Abstract

A digital elevation model (DEM) is a topographic representation of a bare surface, usually referring to the Earth’s surface. DEMs have been used for flood assessment, landside hazard detection, soil properties’ quantification, road and highway planning, etc. Recently, DEMs generated using small unmanned aircraft systems (sUAS) have shown potential in transportation infrastructure inspection. In this study, we evaluated the performance of sUAS-collected DEM data to detect airfield pavement distresses. Natural-color red-green-blue (RGB) data were collected from both Portland cement concrete (PCC) and asphalt concrete (AC) pavements at three airports with UAS. The data were processed to generate an RGB optical orthophoto using close-range photogrammetry, and one product of that process was a DEM representing the airfield pavement in three-dimensional space. The resolution of the generated DEMs varied from 2.8 mm/pix to 84 mm/pix based on sUAS sensors, flying altitude, and parameters selected for RGB data processing. The DEMs were studied for their usefulness in visually identifying 14 PCC pavement distresses and nine AC pavement distresses.

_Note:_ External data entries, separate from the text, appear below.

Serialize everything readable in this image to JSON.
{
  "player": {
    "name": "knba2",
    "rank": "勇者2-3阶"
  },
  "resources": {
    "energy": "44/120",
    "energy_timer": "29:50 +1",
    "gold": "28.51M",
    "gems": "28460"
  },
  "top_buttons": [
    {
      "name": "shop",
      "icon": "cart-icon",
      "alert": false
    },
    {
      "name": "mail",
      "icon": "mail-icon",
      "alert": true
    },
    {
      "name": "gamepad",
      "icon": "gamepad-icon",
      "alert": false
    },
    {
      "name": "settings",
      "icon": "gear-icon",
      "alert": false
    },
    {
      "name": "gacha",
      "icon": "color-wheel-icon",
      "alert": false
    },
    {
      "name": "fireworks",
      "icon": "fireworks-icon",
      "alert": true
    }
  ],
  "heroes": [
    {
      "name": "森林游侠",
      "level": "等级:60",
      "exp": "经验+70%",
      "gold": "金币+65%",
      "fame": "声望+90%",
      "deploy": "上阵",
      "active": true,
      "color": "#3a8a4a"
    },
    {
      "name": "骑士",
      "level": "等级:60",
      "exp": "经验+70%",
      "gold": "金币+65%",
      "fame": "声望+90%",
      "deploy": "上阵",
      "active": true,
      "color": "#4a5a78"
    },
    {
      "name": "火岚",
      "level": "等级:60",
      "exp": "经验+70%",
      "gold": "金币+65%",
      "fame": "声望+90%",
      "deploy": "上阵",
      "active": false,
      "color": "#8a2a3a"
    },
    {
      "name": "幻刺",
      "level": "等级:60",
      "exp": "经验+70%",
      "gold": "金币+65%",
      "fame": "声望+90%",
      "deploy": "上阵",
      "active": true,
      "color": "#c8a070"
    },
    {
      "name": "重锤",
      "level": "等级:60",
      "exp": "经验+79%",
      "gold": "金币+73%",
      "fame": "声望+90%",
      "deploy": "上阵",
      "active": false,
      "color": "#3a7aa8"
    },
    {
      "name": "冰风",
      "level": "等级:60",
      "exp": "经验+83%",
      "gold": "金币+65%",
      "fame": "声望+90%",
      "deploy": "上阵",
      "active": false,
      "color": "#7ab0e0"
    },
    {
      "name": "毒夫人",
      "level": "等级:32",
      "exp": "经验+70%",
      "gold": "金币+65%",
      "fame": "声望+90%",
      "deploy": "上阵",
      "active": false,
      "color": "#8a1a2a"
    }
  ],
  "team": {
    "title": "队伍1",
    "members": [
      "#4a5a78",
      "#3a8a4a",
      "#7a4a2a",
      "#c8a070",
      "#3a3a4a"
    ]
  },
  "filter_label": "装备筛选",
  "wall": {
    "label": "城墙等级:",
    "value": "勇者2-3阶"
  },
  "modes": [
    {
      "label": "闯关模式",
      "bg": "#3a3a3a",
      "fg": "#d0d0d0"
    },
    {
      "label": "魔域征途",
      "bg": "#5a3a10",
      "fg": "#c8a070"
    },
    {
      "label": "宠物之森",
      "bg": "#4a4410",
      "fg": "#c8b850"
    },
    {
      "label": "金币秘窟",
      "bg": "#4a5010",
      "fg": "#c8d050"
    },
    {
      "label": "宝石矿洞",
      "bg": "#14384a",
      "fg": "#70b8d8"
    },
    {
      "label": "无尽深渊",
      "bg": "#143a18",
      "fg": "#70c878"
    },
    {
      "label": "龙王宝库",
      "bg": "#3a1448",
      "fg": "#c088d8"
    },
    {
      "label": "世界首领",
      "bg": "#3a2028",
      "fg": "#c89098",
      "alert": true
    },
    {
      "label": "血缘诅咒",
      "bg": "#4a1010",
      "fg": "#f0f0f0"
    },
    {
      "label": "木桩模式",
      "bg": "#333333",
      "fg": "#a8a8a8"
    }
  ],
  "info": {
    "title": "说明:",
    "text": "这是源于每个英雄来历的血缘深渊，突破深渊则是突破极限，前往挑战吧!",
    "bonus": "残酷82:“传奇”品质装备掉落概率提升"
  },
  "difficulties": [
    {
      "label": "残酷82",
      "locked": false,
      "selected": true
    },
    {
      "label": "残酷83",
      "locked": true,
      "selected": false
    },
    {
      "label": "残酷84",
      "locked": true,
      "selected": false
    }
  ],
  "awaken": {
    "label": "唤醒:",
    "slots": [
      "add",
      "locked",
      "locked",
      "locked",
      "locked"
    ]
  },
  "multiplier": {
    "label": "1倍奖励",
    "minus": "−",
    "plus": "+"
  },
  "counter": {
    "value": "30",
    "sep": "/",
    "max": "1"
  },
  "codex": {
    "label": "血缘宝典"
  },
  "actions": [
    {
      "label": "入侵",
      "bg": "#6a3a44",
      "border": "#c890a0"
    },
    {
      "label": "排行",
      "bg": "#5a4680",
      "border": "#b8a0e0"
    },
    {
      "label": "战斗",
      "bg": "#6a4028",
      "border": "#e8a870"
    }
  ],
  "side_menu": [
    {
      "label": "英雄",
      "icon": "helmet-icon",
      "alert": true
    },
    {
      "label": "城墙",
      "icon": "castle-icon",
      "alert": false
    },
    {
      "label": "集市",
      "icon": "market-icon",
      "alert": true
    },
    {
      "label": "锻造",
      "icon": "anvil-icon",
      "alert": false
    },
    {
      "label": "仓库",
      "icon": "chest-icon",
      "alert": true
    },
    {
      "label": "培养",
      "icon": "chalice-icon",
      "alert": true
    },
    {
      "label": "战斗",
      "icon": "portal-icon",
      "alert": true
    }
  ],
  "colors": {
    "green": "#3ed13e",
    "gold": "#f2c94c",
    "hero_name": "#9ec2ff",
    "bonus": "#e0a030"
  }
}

Analysis showed that DEM with 6 mm/pix resolution or better can be useful for detecting one or more severity levels of 13 PCC pavement distresses and 6 AC pavement distresses. High-resolution DEMs were also useful in identifying distresses related to elevation differences, such as shoving, depression, and faulting. This study illustrates the potential of DEM data in airfield pavement distress detection.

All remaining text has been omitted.